While replying to Satan, Jesus ignored Satan’s attempt to provoke, and the obvious hunger he experienced in his body. He pointed to another fact that man shall not only live by bread, but also by the word of God. Jesus was foiling this temptation by prioritizing his needs. Just as Jesus knew that this was not the time to prove his worth by turning the stones to bread, he also knew that it was definitely not the time to focus on his bodily hunger. He can ignore the bodily need for hunger little longer, because the spiritual battle at hand is more important for the beginning of his earthly ministry.

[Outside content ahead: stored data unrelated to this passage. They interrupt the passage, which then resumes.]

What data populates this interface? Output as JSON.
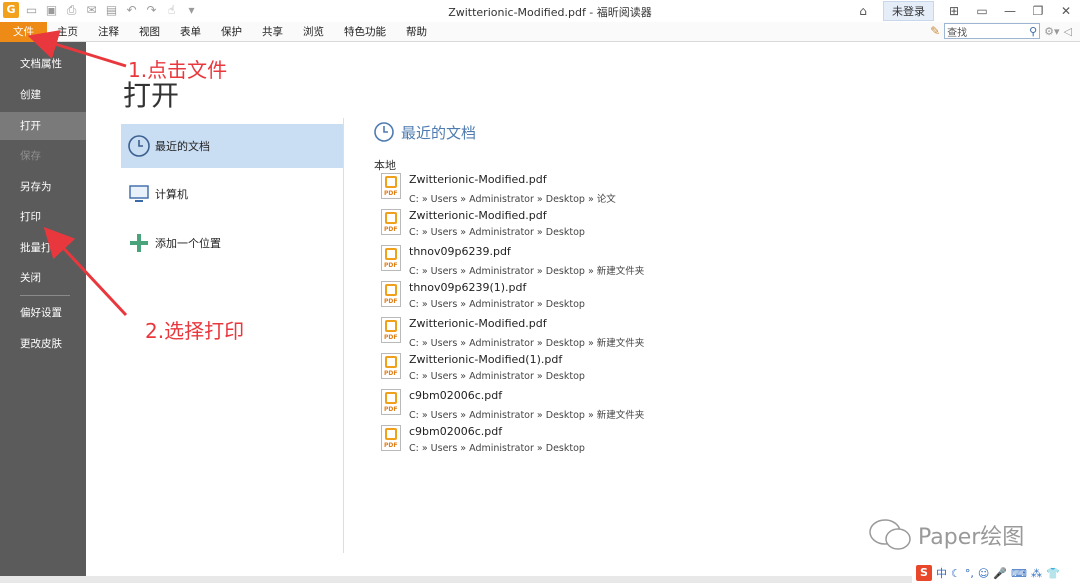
{
  "window": {
    "title": "Zwitterionic-Modified.pdf - 福昕阅读器",
    "login_label": "未登录",
    "icons": [
      "app-logo-icon",
      "open-icon",
      "save-icon",
      "print-icon",
      "email-icon",
      "clipboard-icon",
      "undo-icon",
      "redo-icon",
      "hand-icon",
      "dropdown-icon"
    ]
  },
  "menu": {
    "file": "文件",
    "items": [
      "主页",
      "注释",
      "视图",
      "表单",
      "保护",
      "共享",
      "浏览",
      "特色功能",
      "帮助"
    ],
    "search_placeholder": "查找"
  },
  "sidebar": {
    "items": [
      {
        "label": "文档属性",
        "state": "normal"
      },
      {
        "label": "创建",
        "state": "normal"
      },
      {
        "label": "打开",
        "state": "active"
      },
      {
        "label": "保存",
        "state": "disabled"
      },
      {
        "label": "另存为",
        "state": "normal"
      },
      {
        "label": "打印",
        "state": "normal"
      },
      {
        "label": "批量打印",
        "state": "normal"
      },
      {
        "label": "关闭",
        "state": "normal"
      },
      {
        "label": "偏好设置",
        "state": "normal"
      },
      {
        "label": "更改皮肤",
        "state": "normal"
      }
    ]
  },
  "main": {
    "title": "打开",
    "options": [
      {
        "label": "最近的文档",
        "icon": "clock-icon",
        "selected": true
      },
      {
        "label": "计算机",
        "icon": "computer-icon",
        "selected": false
      },
      {
        "label": "添加一个位置",
        "icon": "plus-icon",
        "selected": false
      }
    ],
    "recent": {
      "title": "最近的文档",
      "section": "本地",
      "files": [
        {
          "name": "Zwitterionic-Modified.pdf",
          "path": "C: » Users » Administrator » Desktop » 论文"
        },
        {
          "name": "Zwitterionic-Modified.pdf",
          "path": "C: » Users » Administrator » Desktop"
        },
        {
          "name": "thnov09p6239.pdf",
          "path": "C: » Users » Administrator » Desktop » 新建文件夹"
        },
        {
          "name": "thnov09p6239(1).pdf",
          "path": "C: » Users » Administrator » Desktop"
        },
        {
          "name": "Zwitterionic-Modified.pdf",
          "path": "C: » Users » Administrator » Desktop » 新建文件夹"
        },
        {
          "name": "Zwitterionic-Modified(1).pdf",
          "path": "C: » Users » Administrator » Desktop"
        },
        {
          "name": "c9bm02006c.pdf",
          "path": "C: » Users » Administrator » Desktop » 新建文件夹"
        },
        {
          "name": "c9bm02006c.pdf",
          "path": "C: » Users » Administrator » Desktop"
        }
      ]
    }
  },
  "annotations": {
    "step1": "1.点击文件",
    "step2": "2.选择打印",
    "color": "#e8383d"
  },
  "watermark": "Paper绘图",
  "ime": {
    "logo": "S",
    "lang": "中"
  }
}
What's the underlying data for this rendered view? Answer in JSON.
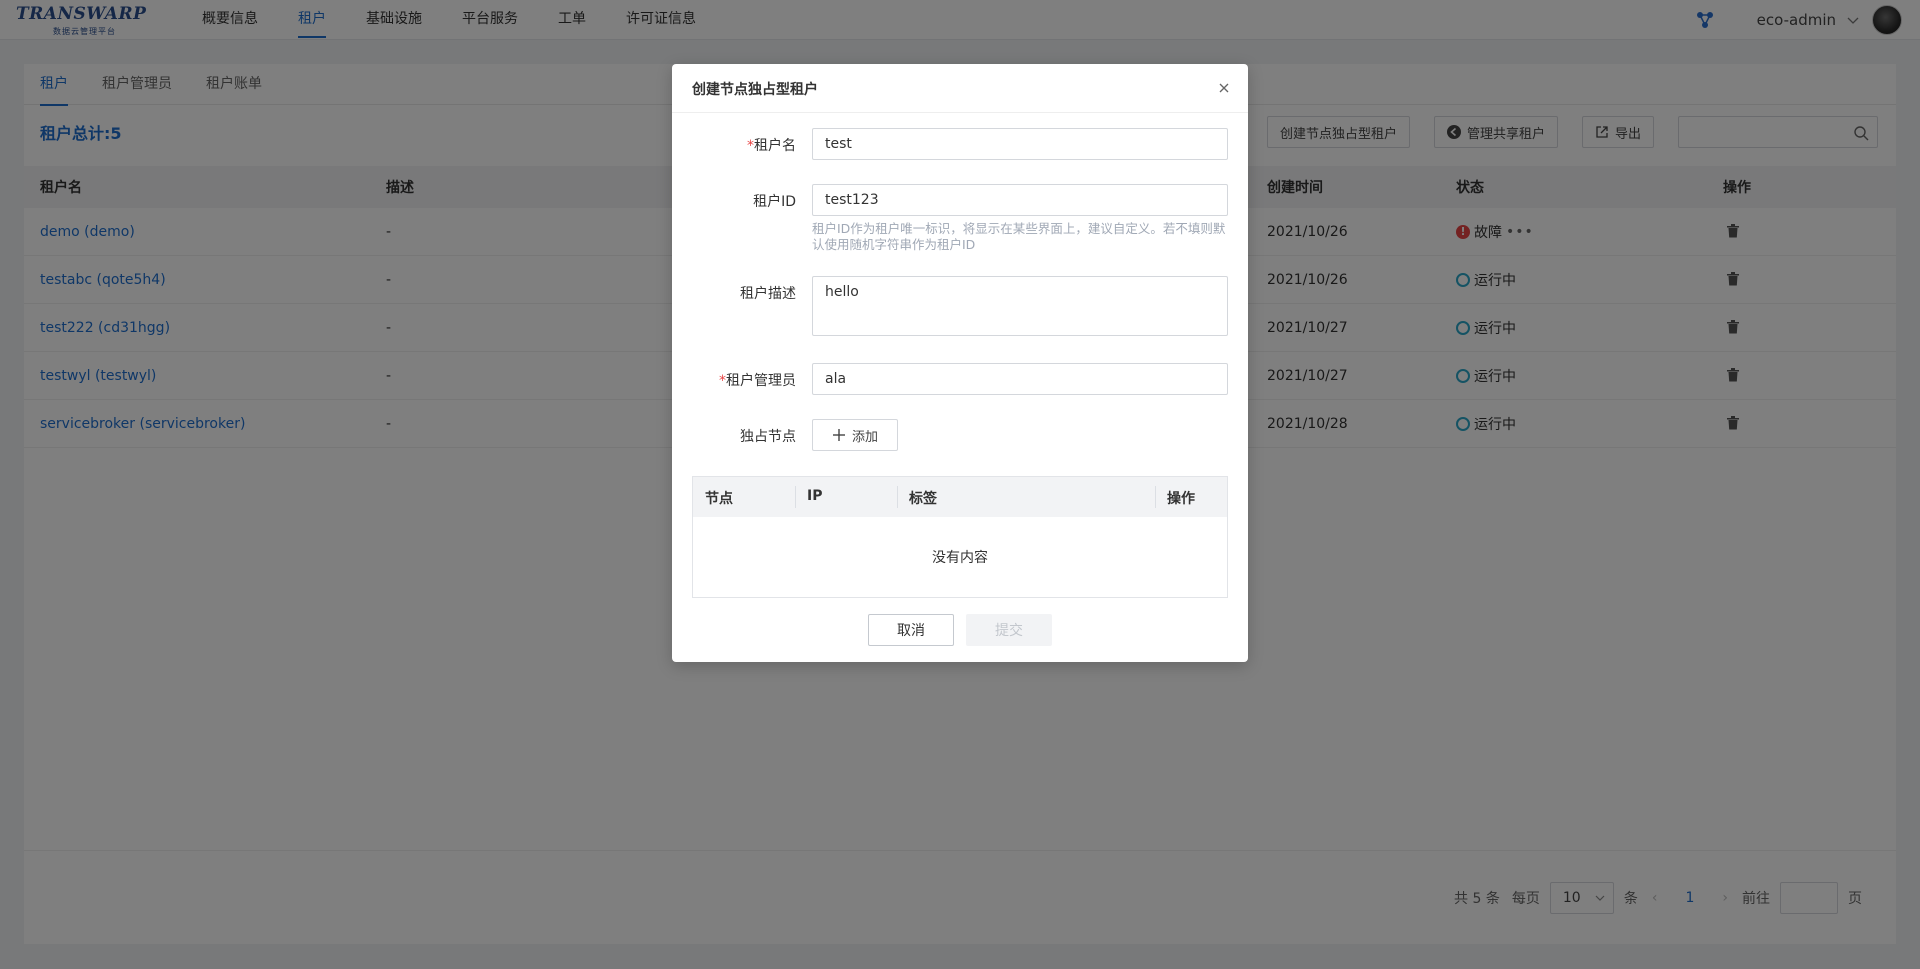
{
  "app": {
    "brand": "TRANSWARP",
    "brand_sub": "数据云管理平台"
  },
  "nav": {
    "items": [
      {
        "label": "概要信息"
      },
      {
        "label": "租户"
      },
      {
        "label": "基础设施"
      },
      {
        "label": "平台服务"
      },
      {
        "label": "工单"
      },
      {
        "label": "许可证信息"
      }
    ],
    "active_index": 1
  },
  "user": {
    "name": "eco-admin"
  },
  "page": {
    "tabs": [
      {
        "label": "租户"
      },
      {
        "label": "租户管理员"
      },
      {
        "label": "租户账单"
      }
    ],
    "summary": "租户总计:5",
    "toolbar": {
      "create_exclusive": "创建节点独占型租户",
      "manage_shared": "管理共享租户",
      "export": "导出"
    },
    "table": {
      "headers": {
        "name": "租户名",
        "desc": "描述",
        "created": "创建时间",
        "status": "状态",
        "actions": "操作"
      },
      "rows": [
        {
          "name": "demo (demo)",
          "desc": "-",
          "created": "2021/10/26",
          "status": "故障",
          "status_type": "error"
        },
        {
          "name": "testabc (qote5h4)",
          "desc": "-",
          "created": "2021/10/26",
          "status": "运行中",
          "status_type": "running"
        },
        {
          "name": "test222 (cd31hgg)",
          "desc": "-",
          "created": "2021/10/27",
          "status": "运行中",
          "status_type": "running"
        },
        {
          "name": "testwyl (testwyl)",
          "desc": "-",
          "created": "2021/10/27",
          "status": "运行中",
          "status_type": "running"
        },
        {
          "name": "servicebroker (servicebroker)",
          "desc": "-",
          "created": "2021/10/28",
          "status": "运行中",
          "status_type": "running"
        }
      ]
    },
    "pager": {
      "total": "共 5 条",
      "per_page_label": "每页",
      "per_page": "10",
      "unit": "条",
      "current_page": "1",
      "goto_label": "前往",
      "page_unit": "页"
    }
  },
  "modal": {
    "title": "创建节点独占型租户",
    "fields": {
      "tenant_name": {
        "label": "租户名",
        "value": "test"
      },
      "tenant_id": {
        "label": "租户ID",
        "value": "test123",
        "hint": "租户ID作为租户唯一标识，将显示在某些界面上，建议自定义。若不填则默认使用随机字符串作为租户ID"
      },
      "tenant_desc": {
        "label": "租户描述",
        "value": "hello"
      },
      "tenant_admin": {
        "label": "租户管理员",
        "value": "ala"
      },
      "exclusive_nodes": {
        "label": "独占节点",
        "add_label": "添加"
      }
    },
    "required_mark": "*",
    "node_table": {
      "headers": [
        "节点",
        "IP",
        "标签",
        "操作"
      ],
      "empty_text": "没有内容"
    },
    "cancel_label": "取消",
    "submit_label": "提交"
  },
  "colors": {
    "accent": "#1f6fcf",
    "error": "#e84545",
    "running": "#2aa7c8"
  }
}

Satan often exaggerates our needs in this way. We, as human beings with physical body, have many needs – physical, emotional, spiritual, social, etc. There is no harm in trying to fulfil them nor striving towards it. But when we do not prioritize each needs according to the time and place, we fall into this temptation. As Solomon says, “There is a time for everything” (Ecc. 3: 1). If we develop the habit of fulfilling the wrong needs at the wrong time, our life would be without order. We may not be able to fulfil the purpose of our lives.
When the basic needs are exaggerated, modern man finds it hard to resist. The modern culture has created an environment where you are expected to fulfil your needs without waiting. The consumeristic culture entices the crowd with schemes and loans, so that one can buy anything one wants within few minutes. Advertisements often manipulate the ego of a person and create greed to look for ways to upgrade their lives with better and sophisticated things. Social media gives the platform to boast about what one possesses. Even in other areas of lives, people look for instant gratification.
Christians should resist the consumeristic culture in our public and private lives. While acknowledging our needs, we also need to draw line and remain within the boundary in our endeavour to satisfy our needs. Wherever needed, we need to show restraint and trust God to take care of that need.
Let us examine ourselves to see whether we succumb to greed or we are genuinely concerned about the needs. When we allow the Kingdom values to guide our lives, we would not be manipulated by exaggerated needs. Instead, we will know how and where to fulfil our needs.